We’ve lived so long under the spell of hierarchy—from god-kings to feudal lords to party bosses—that only recently have we awakened to see not only that “regular” citizens have the capacity for self-governance, but that without their engagement our huge global crises cannot be addressed. The changes needed for human society simply to survive, let alone thrive, are so profound that the only way we will move toward them is if we ourselves, regular citizens, feel meaningful ownership of solutions through direct engagement. Our problems are too big, interrelated, and pervasive to yield to directives from on high.
—Frances Moore Lappé, excerpt from Time for Progressives to Grow Up

Thursday, October 6, 2016

Giving to Get

Click here to access a 55 minute interview with Linsey McGoey, author of No Such Thing as a Free Gift: The Gates Foundation, on the "Against the Grain" program from KPFA, a listener sponsored radio station in Berkeley, California.
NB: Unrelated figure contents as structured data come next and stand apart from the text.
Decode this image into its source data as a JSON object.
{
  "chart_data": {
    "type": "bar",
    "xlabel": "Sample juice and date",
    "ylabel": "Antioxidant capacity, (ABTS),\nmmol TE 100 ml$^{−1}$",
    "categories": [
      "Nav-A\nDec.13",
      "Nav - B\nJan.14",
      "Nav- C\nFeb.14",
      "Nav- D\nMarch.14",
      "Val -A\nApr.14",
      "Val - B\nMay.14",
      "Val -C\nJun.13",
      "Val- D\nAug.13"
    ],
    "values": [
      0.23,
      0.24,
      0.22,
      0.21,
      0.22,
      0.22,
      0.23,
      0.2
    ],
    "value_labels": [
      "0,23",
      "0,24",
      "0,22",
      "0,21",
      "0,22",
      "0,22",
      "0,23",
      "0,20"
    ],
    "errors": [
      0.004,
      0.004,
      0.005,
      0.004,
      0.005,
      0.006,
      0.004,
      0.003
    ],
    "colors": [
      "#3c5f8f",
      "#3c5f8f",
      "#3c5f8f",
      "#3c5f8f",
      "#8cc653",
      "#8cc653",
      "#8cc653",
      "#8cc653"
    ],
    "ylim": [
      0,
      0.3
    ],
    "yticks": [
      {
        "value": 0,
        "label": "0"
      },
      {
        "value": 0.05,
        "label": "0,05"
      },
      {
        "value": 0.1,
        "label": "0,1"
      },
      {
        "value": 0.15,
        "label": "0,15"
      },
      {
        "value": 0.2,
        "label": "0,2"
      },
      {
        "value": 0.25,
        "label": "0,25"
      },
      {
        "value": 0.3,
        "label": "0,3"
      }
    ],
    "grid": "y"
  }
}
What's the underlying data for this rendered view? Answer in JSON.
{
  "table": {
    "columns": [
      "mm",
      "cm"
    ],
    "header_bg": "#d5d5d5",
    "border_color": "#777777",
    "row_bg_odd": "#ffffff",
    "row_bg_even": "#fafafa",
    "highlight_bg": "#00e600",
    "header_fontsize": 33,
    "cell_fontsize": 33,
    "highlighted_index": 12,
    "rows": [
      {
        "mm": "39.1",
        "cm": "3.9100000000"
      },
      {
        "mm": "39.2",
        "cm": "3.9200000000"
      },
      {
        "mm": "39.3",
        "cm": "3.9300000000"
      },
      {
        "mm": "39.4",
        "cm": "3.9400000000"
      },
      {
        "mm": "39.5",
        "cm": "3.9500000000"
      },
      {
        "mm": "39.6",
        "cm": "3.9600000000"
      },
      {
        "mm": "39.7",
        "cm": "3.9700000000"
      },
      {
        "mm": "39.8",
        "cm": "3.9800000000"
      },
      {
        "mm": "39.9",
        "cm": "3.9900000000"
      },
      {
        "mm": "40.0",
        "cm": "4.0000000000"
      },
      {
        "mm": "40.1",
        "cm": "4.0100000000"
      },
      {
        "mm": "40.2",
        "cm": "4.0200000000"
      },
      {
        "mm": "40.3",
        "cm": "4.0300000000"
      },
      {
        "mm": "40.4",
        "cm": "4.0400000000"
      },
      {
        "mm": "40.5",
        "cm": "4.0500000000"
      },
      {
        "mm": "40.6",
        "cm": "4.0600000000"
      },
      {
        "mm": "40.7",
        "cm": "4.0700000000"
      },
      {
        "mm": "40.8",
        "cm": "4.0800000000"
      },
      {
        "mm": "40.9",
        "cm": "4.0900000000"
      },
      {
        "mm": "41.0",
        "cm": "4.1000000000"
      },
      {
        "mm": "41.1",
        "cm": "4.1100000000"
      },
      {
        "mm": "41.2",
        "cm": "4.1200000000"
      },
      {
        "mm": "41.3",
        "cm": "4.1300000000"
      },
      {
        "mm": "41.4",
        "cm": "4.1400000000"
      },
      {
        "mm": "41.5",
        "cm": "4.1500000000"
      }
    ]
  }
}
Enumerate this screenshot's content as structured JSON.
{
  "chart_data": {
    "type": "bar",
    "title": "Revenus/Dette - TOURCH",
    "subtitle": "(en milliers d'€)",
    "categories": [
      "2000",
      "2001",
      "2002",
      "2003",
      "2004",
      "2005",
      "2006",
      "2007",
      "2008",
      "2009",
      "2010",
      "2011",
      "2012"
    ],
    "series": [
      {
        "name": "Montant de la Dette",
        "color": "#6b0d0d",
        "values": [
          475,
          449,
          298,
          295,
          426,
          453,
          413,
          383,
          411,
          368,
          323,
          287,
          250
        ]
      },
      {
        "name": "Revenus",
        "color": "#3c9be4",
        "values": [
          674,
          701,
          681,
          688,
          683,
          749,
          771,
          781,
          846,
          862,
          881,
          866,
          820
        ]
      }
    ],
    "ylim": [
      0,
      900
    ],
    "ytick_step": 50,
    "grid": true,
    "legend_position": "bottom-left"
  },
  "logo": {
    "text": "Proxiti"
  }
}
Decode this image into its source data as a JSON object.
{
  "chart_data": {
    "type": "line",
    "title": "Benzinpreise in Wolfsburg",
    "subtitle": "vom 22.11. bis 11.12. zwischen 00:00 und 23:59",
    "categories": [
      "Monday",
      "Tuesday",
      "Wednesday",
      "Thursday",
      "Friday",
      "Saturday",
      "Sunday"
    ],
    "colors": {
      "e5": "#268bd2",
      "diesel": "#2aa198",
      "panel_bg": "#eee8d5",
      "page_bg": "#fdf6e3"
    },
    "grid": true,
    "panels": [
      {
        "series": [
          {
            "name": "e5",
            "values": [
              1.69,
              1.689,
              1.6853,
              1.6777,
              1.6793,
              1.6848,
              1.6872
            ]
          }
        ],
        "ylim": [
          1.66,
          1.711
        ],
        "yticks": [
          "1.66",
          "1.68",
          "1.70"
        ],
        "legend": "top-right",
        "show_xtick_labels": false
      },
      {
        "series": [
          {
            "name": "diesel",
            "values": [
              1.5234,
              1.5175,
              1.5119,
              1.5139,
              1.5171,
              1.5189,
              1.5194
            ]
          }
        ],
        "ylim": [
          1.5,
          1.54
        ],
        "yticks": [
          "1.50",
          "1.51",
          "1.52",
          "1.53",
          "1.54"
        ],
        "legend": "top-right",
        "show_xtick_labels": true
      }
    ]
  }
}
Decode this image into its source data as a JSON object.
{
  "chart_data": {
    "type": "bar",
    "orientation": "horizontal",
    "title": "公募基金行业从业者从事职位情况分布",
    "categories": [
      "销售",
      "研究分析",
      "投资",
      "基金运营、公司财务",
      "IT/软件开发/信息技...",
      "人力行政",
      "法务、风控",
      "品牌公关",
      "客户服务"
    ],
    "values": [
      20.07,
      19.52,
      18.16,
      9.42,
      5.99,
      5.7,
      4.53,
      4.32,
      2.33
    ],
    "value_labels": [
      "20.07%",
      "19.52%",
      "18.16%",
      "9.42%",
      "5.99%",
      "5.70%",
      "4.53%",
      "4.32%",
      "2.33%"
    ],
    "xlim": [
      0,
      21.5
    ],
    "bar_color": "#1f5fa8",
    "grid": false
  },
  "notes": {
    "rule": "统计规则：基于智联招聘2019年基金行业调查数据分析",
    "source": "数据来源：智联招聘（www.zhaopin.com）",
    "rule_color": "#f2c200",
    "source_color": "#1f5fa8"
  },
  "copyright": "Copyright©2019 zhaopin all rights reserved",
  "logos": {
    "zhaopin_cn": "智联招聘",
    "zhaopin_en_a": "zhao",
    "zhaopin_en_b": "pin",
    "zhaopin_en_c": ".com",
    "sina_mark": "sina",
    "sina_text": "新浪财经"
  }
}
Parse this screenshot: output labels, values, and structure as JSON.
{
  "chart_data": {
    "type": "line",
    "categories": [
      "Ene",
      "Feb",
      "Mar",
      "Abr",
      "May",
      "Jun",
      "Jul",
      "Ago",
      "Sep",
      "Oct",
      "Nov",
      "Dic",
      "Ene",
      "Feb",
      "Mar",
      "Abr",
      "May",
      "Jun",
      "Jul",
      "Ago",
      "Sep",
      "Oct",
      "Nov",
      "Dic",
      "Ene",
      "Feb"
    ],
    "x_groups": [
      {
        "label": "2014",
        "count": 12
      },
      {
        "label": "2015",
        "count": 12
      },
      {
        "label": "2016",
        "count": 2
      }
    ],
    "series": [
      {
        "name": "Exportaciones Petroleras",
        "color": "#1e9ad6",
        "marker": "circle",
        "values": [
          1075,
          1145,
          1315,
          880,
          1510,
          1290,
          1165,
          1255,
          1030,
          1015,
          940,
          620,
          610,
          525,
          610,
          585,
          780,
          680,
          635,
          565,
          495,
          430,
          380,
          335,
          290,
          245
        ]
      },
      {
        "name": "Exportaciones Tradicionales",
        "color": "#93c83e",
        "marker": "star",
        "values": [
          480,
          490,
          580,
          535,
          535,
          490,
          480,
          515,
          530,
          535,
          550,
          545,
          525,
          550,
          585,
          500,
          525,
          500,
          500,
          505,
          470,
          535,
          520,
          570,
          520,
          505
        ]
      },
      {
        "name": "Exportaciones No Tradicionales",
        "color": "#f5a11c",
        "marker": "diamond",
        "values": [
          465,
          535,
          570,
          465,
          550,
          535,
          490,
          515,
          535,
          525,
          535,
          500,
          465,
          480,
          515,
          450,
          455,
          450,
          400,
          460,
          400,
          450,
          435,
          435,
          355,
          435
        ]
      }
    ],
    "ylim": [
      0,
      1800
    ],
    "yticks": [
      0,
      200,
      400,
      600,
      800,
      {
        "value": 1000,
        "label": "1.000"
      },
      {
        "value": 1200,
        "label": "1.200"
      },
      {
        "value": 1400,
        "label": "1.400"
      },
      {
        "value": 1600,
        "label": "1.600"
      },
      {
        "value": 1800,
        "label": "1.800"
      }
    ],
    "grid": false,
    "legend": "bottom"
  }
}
There has been a vast increase of charitable foundations in the last several decades. McGoey, a lecturer of sociology at the University of Essex in Britain, has studied this phenomenon with special focus on the Gates Foundation. 

Foundations provide benefit to the rich by reducing their taxes and simultaneously giving them the power to allocate their money in crucial areas of health, education, and welfare. This in essence is a way to give more power to the rich over the public services which were designed to ameliorate the worst features of capitalist rule and to educate the youth of the nation.
In an era of massive cuts to social services, the largesse of the wealthy seems a blessing.  But what do the rich get in return for their philanthropy? Linsey McGoey argues that they receive both financial benefits and great influence over policy. She traces the history of philanthropy in the United States and discusses the Gates Foundation’s role in shaping primary and secondary school education, pharmaceutical patents, and more — with very little media scrutiny.